When I was visiting Thailand in 2014, my friend, Nock introduced me to this beverage and I love the fragrant of the tea leaves. His housekeeper was so friendly and gentle fixed me a cup of hot Thai tea without milk for breakfast. I often do not like my tea with cream/milk as it often overtake the taste of tea.
Also, I also saw many restaurants’/street hawkers selling this beverage too. I did try it while I was visiting. This beverage is so easy to make and also a cool beverage to drink in the hot summer over here.

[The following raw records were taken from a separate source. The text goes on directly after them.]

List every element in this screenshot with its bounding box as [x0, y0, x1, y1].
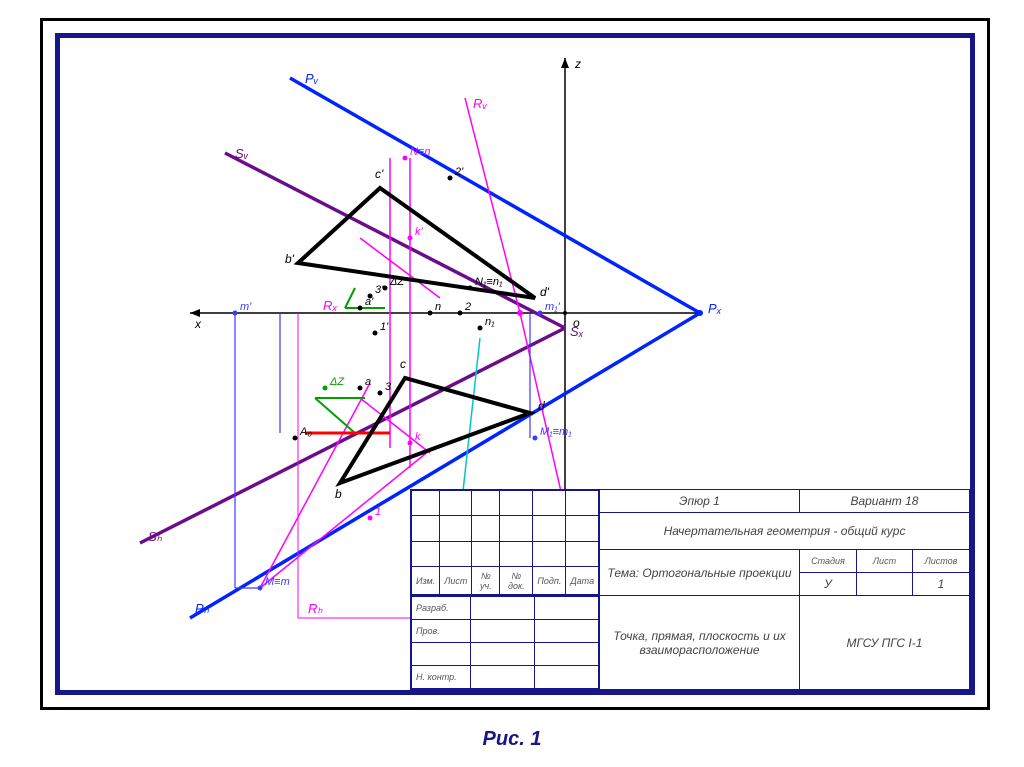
sheets-hdr: Листов: [912, 550, 969, 573]
page: xzyoPᵥPₕPₓSᵥSₕSₓRᵥRₕRₓb'c'd'bcd3m'M≡mN≡n…: [0, 0, 1024, 767]
svg-text:1: 1: [375, 506, 381, 518]
svg-text:Rᵥ: Rᵥ: [473, 96, 487, 111]
svg-text:2: 2: [464, 301, 471, 313]
svg-text:c: c: [400, 357, 406, 371]
row-nkontr: Н. контр.: [412, 666, 471, 689]
svg-text:Pₓ: Pₓ: [708, 301, 722, 316]
svg-text:3': 3': [375, 284, 384, 296]
svg-text:Rₓ: Rₓ: [323, 298, 337, 313]
svg-text:Pₕ: Pₕ: [195, 601, 210, 616]
svg-text:M≡m: M≡m: [265, 576, 290, 588]
sheet-hdr: Лист: [857, 550, 913, 573]
svg-text:m₁': m₁': [545, 301, 561, 313]
svg-text:N₁≡n₁: N₁≡n₁: [475, 276, 503, 288]
stage-hdr: Стадия: [799, 550, 856, 573]
col-izm: Изм.: [412, 567, 440, 595]
svg-text:d': d': [540, 285, 550, 299]
inner-frame: xzyoPᵥPₕPₓSᵥSₕSₓRᵥRₕRₓb'c'd'bcd3m'M≡mN≡n…: [55, 33, 975, 695]
org: МГСУ ПГС I-1: [799, 596, 969, 690]
svg-text:Rₕ: Rₕ: [308, 601, 323, 616]
sheet-val: [857, 573, 913, 596]
svg-text:b': b': [285, 252, 295, 266]
svg-text:3: 3: [385, 381, 392, 393]
course-title: Начертательная геометрия - общий курс: [600, 513, 970, 550]
col-data: Дата: [566, 567, 599, 595]
svg-text:ΔZ: ΔZ: [389, 276, 405, 288]
stage-val: У: [799, 573, 856, 596]
theme: Тема: Ортогональные проекции: [600, 550, 800, 596]
epure-no: Эпюр 1: [600, 490, 800, 513]
svg-text:Sₕ: Sₕ: [148, 529, 163, 544]
svg-text:d: d: [538, 399, 545, 413]
svg-text:N≡n: N≡n: [410, 146, 431, 158]
svg-text:M₁≡m₁: M₁≡m₁: [540, 426, 572, 438]
col-podp: Подп.: [533, 567, 566, 595]
variant-no: Вариант 18: [799, 490, 969, 513]
svg-text:m': m': [240, 301, 252, 313]
svg-text:n: n: [435, 301, 441, 313]
svg-text:ΔZ: ΔZ: [329, 376, 345, 388]
svg-text:n₁: n₁: [485, 316, 495, 328]
row-blank: [412, 643, 471, 666]
svg-text:k': k': [415, 226, 424, 238]
svg-text:a: a: [365, 376, 371, 388]
svg-text:2': 2': [454, 166, 464, 178]
svg-text:Pᵥ: Pᵥ: [305, 71, 319, 86]
svg-text:1': 1': [380, 321, 389, 333]
svg-text:x: x: [194, 317, 202, 331]
row-prov: Пров.: [412, 620, 471, 643]
subtheme: Точка, прямая, плоскость и их взаиморасп…: [600, 596, 800, 690]
sheets-val: 1: [912, 573, 969, 596]
title-block: Изм. Лист № уч. № док. Подп. Дата Эпюр 1: [410, 489, 970, 690]
svg-text:Sᵥ: Sᵥ: [235, 146, 249, 161]
svg-text:z: z: [574, 57, 581, 71]
svg-text:k: k: [415, 431, 421, 443]
svg-text:A₀: A₀: [299, 426, 312, 438]
figure-caption: Рис. 1: [0, 728, 1024, 751]
svg-text:c': c': [375, 167, 384, 181]
svg-text:Sₓ: Sₓ: [570, 324, 584, 339]
col-list: Лист: [440, 567, 472, 595]
outer-frame: xzyoPᵥPₕPₓSᵥSₕSₓRᵥRₕRₓb'c'd'bcd3m'M≡mN≡n…: [40, 18, 990, 710]
col-nuch: № уч.: [472, 567, 500, 595]
row-razrab: Разраб.: [412, 597, 471, 620]
svg-text:b: b: [335, 487, 342, 501]
col-ndok: № док.: [500, 567, 533, 595]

Many of you in the Western parts of the world might not know what is “Lychee”. It is a fruit that most South/Southeast Asia countries love this unique fruit. It has a very unique taste that many of us could not be able to describe it. It has a floral taste like some sorts of rose or grape or even watermelon or pear. It size is like a golf ball and the skin is rough and bumpy. When these fruits are ripen, the skin is beautifully red color and the fresh is off-white and translucent with a large brown seed in the center. It can be available in fresh or canned. Most parts of Asian get them in fresh form and other in cans.
1 can Lychee in syrup
2 Thai Tea Teabags (any kinds of your favorite tea)
2 cups hot water
¼ cup raw sugar/granulated sugar (I used raw sugar)
¼ cup boiling hot water
2 drops clear pandan leave extract (optional)
In a heavy jug/pot with 2 Thai Tea teabags (or your favorite tea) and pour 2 cups hot water and leave it to brew for 10-12 minutes. Then discard the teabags away.
Meanwhile, in a small milk/sauce jug, add in the raw sugar/granulated sugar and pour in the boiling hot water and stir vigorously to dissolve completely.
Also getting the lychee fruits ready if you are using fresh. Peel of the skins of the fruit and remove the seed from the center. If using canned lychee, simply open and drain half of the syrup away and save the fruits and remaining syrup.
Place the tea, lychee fruit and saved remaining syrup in a pitcher or put one/two lychee and water in each tall beverage glasses over some ice.